Windows 7 was released in October 2009 with Microsoft making a commitment to supply 10-years of product support. However, Microsoft have decided to end extended support for Windows 7 Operating system on 14th January 2020. In tech terms, known as ‘end-of-life’ (EOL) for the software.
The end of life for a software product can be a significant challenge for any business. End of life does not mean that Windows 7 will stop working, but it does mean that Microsoft will stop developing the product which in turn means no more security updates that help to protect your PC.
Staying with Windows 7 means you will be extremely vulnerable to exploits and bugs.
How to Prepare for Windows 7 EOL
Machines currently running Windows 7, will need to be identified. Once you know what you have, it’s time to think about upgrading and/or replacing.
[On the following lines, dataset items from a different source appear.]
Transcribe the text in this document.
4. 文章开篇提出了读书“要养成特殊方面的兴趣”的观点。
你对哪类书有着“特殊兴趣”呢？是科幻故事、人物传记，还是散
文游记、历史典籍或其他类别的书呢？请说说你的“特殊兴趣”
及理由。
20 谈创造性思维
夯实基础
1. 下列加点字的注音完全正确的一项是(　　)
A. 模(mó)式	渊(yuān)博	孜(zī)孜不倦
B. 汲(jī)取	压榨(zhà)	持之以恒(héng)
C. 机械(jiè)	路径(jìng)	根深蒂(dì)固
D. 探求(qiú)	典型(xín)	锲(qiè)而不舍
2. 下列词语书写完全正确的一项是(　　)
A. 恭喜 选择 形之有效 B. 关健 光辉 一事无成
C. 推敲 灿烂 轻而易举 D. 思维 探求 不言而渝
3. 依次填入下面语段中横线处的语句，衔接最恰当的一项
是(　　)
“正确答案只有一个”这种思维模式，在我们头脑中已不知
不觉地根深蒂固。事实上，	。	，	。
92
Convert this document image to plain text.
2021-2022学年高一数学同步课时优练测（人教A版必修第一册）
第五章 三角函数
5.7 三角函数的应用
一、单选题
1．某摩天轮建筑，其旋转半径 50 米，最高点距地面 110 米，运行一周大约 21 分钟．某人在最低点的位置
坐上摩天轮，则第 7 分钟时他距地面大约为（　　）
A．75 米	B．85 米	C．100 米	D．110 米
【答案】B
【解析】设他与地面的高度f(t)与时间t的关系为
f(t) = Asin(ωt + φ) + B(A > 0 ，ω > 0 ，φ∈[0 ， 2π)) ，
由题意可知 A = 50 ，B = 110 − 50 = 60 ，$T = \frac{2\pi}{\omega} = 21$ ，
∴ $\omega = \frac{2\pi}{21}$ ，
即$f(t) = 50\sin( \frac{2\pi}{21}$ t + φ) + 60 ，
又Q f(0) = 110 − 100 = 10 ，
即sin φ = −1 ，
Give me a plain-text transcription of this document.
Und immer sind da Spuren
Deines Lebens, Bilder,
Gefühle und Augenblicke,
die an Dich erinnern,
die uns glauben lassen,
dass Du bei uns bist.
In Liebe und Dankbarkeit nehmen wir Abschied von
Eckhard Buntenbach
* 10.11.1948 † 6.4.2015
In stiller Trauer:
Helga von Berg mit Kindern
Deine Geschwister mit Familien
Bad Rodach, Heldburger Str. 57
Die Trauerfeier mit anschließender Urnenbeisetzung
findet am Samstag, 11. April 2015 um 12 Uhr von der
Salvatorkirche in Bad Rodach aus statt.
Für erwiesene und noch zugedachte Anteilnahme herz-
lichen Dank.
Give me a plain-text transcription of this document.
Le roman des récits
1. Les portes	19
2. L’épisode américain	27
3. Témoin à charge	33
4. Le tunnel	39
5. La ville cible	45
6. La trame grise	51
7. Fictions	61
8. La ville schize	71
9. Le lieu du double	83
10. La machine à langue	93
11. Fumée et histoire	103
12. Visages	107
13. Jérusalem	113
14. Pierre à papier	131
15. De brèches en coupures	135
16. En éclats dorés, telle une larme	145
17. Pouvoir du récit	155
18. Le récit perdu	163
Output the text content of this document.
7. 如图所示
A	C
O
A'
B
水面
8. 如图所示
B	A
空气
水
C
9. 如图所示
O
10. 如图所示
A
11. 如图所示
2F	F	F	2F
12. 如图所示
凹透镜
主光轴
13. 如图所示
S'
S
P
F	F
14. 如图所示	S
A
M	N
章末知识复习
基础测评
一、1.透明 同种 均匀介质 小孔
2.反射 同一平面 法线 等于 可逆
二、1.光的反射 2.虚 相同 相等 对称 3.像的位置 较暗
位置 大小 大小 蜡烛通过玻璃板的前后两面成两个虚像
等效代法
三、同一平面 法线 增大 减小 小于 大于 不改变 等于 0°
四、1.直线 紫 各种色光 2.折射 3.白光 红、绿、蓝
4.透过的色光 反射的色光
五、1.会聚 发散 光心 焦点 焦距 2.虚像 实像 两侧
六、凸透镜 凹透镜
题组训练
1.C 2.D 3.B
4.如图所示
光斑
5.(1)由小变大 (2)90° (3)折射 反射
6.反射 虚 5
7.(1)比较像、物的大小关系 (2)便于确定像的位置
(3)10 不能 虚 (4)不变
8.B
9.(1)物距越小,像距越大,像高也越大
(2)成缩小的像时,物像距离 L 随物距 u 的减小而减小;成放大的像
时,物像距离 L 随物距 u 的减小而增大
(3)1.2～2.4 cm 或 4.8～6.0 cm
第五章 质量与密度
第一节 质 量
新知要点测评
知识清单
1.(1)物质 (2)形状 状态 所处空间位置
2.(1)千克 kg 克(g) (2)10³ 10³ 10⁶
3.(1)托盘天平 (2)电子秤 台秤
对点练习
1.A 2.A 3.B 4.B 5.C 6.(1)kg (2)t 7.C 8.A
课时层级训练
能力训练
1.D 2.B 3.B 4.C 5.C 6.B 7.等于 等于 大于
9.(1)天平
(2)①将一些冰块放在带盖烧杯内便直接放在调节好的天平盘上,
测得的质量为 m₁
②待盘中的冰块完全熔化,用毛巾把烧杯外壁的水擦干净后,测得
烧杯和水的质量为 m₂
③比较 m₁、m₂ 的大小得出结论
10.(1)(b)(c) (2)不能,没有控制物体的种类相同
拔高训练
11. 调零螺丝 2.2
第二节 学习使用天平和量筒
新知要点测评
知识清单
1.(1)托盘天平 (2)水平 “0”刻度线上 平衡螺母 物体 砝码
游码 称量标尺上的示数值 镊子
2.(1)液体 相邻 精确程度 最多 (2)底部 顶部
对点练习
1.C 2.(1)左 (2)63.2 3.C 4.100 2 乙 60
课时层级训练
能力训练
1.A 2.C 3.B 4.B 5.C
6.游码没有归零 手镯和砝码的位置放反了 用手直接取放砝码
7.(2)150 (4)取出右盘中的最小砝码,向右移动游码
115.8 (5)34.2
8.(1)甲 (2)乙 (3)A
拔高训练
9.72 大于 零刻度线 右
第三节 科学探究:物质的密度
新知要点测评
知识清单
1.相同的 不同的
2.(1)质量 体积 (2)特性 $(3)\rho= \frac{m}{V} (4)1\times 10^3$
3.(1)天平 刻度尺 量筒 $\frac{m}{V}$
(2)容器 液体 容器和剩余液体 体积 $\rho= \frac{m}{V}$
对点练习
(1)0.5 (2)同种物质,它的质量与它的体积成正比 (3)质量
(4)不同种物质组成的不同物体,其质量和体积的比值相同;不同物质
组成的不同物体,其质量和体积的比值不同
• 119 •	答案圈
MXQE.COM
Upgrading to a new Operating System, needs careful planning, especially if you have several machines and systems to assess.
Requirements to do so: –
- Identify machines requiring an upgrade and/or replacement.
- Ensure that any machines still running Windows 7 have Service Pack 1 installed.
- Develop a timeline and budget for upgrades and replacements.
- Ensure security controls are in place to keep critical systems separated from Windows 7 (or older) machines that cannot be upgraded or removed
- Create a plan to train employees on the new system.
Microsoft’s recommendation is to move to Windows 10 sometime prior to January 2020 to avoid a situation where you may need service and/or support that is no longer available.
When will support for Windows 10 end?
Effectively Windows 10 should be the ‘last’ Windows according to Microsoft. There should be no need to upgrade to a new operating system. Incremental updates will happen behind the scenes without any major upheaval. Whilst Windows 10 may look completely different a few years’ time it will have ‘morphed’ in the background with no costly, difficult upgrades.